Les raticides classiques ont pour but d’obtenir la mort des rongeurs après une seule consommation. Ils doivent être mélangés à la nourriture à des concentrations telles que les rongeurs refusent parfois les appâts. Si on diminue la dose de poison, on a moins de refus, mais si l’animal se rétablit, il conserve la mémoire de ce repas dangereux pendant un délai qui dure de trois jours à plusieurs mois suivant la nature du poison utilisé.
Les raticides classiques provoquent aussi chez les empoisonnés des manifestations anormales qui incitent les survivants à ne pas toucher aux appâts. On augmente le pourcentage des résultats favorables en pratiquant l’ « appât âge préalable ». Cela consiste à distribuer pendant huit ou dix jours la nourriture saine qui servira ensuite de support au poison.

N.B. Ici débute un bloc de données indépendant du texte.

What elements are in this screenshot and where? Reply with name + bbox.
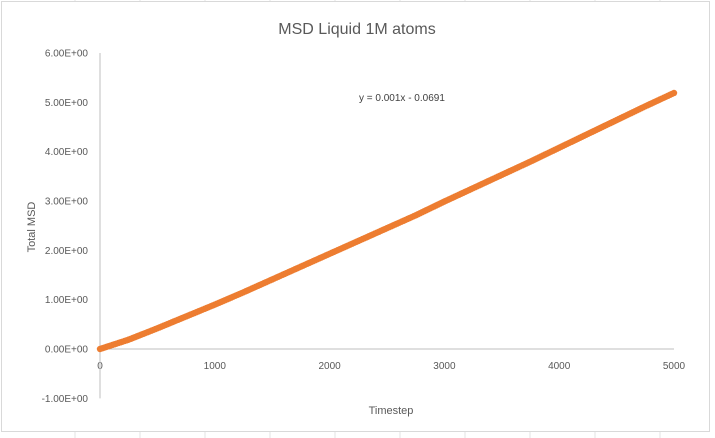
chart-area[interactable]: MSD Liquid 1M atoms -1.00E+00 0.00E+00 1.0… (1, 1, 710, 432)
y-tick-label: -1.00E+00 (42, 394, 89, 405)
x-tick-label: 2000 (318, 361, 341, 372)
y-tick-label: 6.00E+00 (45, 49, 89, 60)
x-tick-label: 1000 (204, 361, 227, 372)
y-tick-label: 5.00E+00 (45, 98, 89, 109)
x-tick-label: 5000 (663, 361, 686, 372)
y-tick-label: 0.00E+00 (45, 345, 89, 356)
series-markers (96, 89, 678, 353)
y-axis-title: Total MSD (26, 202, 38, 253)
data-point (670, 89, 678, 97)
y-tick-label: 2.00E+00 (45, 246, 89, 257)
y-tick-label: 4.00E+00 (45, 147, 89, 158)
y-tick-label: 1.00E+00 (45, 295, 89, 306)
y-tick-label: 3.00E+00 (45, 197, 89, 208)
x-axis-title: Timestep (369, 405, 414, 417)
y-axis-tick-labels: -1.00E+00 0.00E+00 1.00E+00 2.00E+00 3.00E+0… (42, 49, 89, 405)
scatter-chart: MSD Liquid 1M atoms -1.00E+00 0.00E+00 1.0… (26, 21, 686, 417)
chart-title: MSD Liquid 1M atoms (278, 21, 435, 38)
x-tick-label: 4000 (548, 361, 571, 372)
trendline-equation: y = 0.001x - 0.0691 (359, 93, 445, 104)
x-tick-label: 3000 (433, 361, 456, 372)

Les raticides classiques provoquent cependant la mort d’un pourcentage non négligeable de rats dont on retrouve les cadavres près des postes d’empoisonnement. On conclut à une réelle efficacité alors que c’est le nombre des survivants qu’il importe d’apprécier puisque ceux ci ne toucheront plus aux appâts empoisonnés et échapperont à la dératisation.
Les raticides aux anticoagulants. La mort n’est obtenue dans ce cas qu’après des consommations répétées du poison pendant plusieurs jours consécutifs. La substance anticoagulante possède un pouvoir toxique d’accumulation et les rongeurs meurent de lésions hémorragiques internes.
il n’y a aucune manifestation de défiance, de refus ou de prévention. Les rats « s’éteignent » lentement, ce qui évite le déclenchement du moindre trouble au sein des colonies.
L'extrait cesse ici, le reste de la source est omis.